9. The rising fortunes of the immuno-oncology market. A key item to watch in 2016 will be the rise of the immuno-oncology market, a rising area in the oncology market, the industry’s largest therapeutic sector. Let by commercial leaders, Bristol-Myers Squibb with Opdivo (nivolumab), a PD-1 immune checkpoint inhibitor, and Merck & Co with Keytruda (pembrolizumab), the company’s anti-PD-1 therapy, both slated as blockbuster drugs, the major pharmaceutical companies are advancing their immuno-oncology candidates and building a web of alliances to advance monotherapies and combination therapies. In 2016, look for continued market penetration and uptick from this new class of drugs.

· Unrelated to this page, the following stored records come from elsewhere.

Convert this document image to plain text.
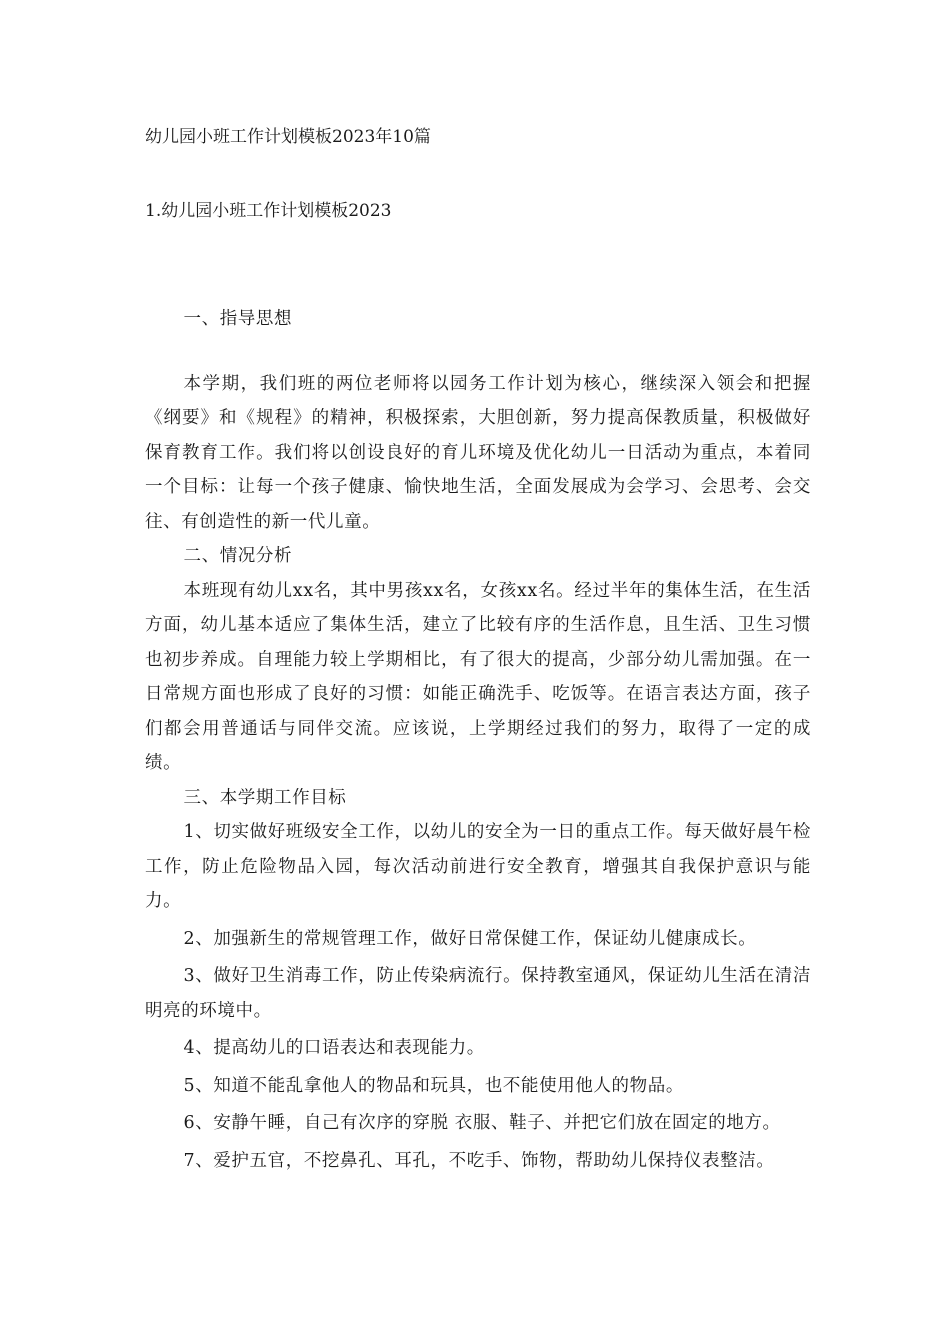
幼儿园小班工作计划模板2023年10篇
1.幼儿园小班工作计划模板2023

一、指导思想

本学期，我们班的两位老师将以园务工作计划为核心，继续深入领会和把握《纲要》和《规程》的精神，积极探索，大胆创新，努力提高保教质量，积极做好保育教育工作。我们将以创设良好的育儿环境及优化幼儿一日活动为重点，本着同一个目标：让每一个孩子健康、愉快地生活，全面发展成为会学习、会思考、会交往、有创造性的新一代儿童。

二、情况分析

本班现有幼儿xx名，其中男孩xx名，女孩xx名。经过半年的集体生活，在生活方面，幼儿基本适应了集体生活，建立了比较有序的生活作息，且生活、卫生习惯也初步养成。自理能力较上学期相比，有了很大的提高，少部分幼儿需加强。在一日常规方面也形成了良好的习惯：如能正确洗手、吃饭等。在语言表达方面，孩子们都会用普通话与同伴交流。应该说，上学期经过我们的努力，取得了一定的成绩。

三、本学期工作目标

1、切实做好班级安全工作，以幼儿的安全为一日的重点工作。每天做好晨午检工作，防止危险物品入园，每次活动前进行安全教育，增强其自我保护意识与能力。

2、加强新生的常规管理工作，做好日常保健工作，保证幼儿健康成长。

3、做好卫生消毒工作，防止传染病流行。保持教室通风，保证幼儿生活在清洁明亮的环境中。

4、提高幼儿的口语表达和表现能力。

5、知道不能乱拿他人的物品和玩具，也不能使用他人的物品。

6、安静午睡，自己有次序的穿脱 衣服、鞋子、并把它们放在固定的地方。

7、爱护五官，不挖鼻孔、耳孔，不吃手、饰物，帮助幼儿保持仪表整洁。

10. CRISPR: a new technology in drug development. Voted as the breakthrough of 2015 by Science magazine, gene editing as applied through CRISPR, standing for Clustered Regularly Interspaced Short Palindromic Repeats that occur in the genome of certain bacteria is a technology that has potential in drug development. Research has focused on Cas9, a CRISPR-associated endonuclease (an enzyme) known to act as the "molecular scissors" that cut and edit, or correct, disease-associated DNA in a cell. In this technology, a guide RNA directs the Cas9 molecular scissors to the exact site of the disease-associated mutation. Once the molecular scissors make a cut in the DNA, additional cellular mechanisms and exogenously added DNA will use the cell's own machinery and other elements to specifically ‘repair' the DNA. This technology may offer the ability to directly modify or correct the underlying disease-associated changes in the human genome for the potential treatment of a large number of both rare and common diseases. Companies such as Bayer and AstraZeneca have partnered with companies and research institutes in this field, and for 2016, look to see if further partnering and advances are made.